Nem sempre o mar nos deixa ver o seu fundo, da mesma maneira que nem sempre conseguimos antever o alcance das nossas acções, das nossas atitudes, quais as consequências implícitas nos nossos actos e qual vai ser a interpretação das nossas intenções. Da mesma maneira que nem sempre vemos um céu completamente azul porque pode haver a presença das nuvens, mas isso não é necessariamente mau porque elas conseguem cantar mais alto do que aquilo que um plano de tinta azul.

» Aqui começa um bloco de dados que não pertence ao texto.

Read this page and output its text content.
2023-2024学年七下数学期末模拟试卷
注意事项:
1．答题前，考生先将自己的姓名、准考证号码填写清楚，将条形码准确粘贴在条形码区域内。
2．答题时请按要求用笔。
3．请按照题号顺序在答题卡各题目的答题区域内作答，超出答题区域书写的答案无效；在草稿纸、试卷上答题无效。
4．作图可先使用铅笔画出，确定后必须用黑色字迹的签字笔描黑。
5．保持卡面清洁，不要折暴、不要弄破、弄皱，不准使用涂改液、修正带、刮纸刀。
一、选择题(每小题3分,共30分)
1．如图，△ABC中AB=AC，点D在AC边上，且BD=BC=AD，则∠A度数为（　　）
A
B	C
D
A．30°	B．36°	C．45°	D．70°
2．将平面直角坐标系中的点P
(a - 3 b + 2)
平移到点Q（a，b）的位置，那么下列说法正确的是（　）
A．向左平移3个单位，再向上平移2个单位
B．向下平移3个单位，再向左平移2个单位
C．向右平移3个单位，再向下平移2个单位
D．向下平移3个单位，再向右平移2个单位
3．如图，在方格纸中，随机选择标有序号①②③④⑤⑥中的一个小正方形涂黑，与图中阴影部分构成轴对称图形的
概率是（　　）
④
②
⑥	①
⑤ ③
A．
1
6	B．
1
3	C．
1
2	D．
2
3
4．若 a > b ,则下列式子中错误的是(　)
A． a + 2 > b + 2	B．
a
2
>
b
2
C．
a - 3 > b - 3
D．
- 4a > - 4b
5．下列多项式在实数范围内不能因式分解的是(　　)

Há coisas que fazemos por fazer, sem grandes objectivos, que até podem acabar por ficar esquecidas, como se não tivessem sido feitas, só que de repente surge algo que te faz ver que valeu a pena ter investido algum tempo naquilo que foi feito e dá-te vontade de não parar...não parar de fazer não sei o quê...qualquer coisa.

Mas por agora chega de divagar e deixo aqui uma música que talvez vá ao encontro daquilo que eu tentava dizer enquanto divagava.

Maria Taylor - "Song Beneath the Song"


Comentários

  1. É estranho porque penso que essa música aparece na "Anatomia de Grey", o nome não é estranho e gostei da música e sei que já ouvi algures...não é uma transparência mas estar aqui a dizer que o som não me é estranho caminha para a estrada das transparências!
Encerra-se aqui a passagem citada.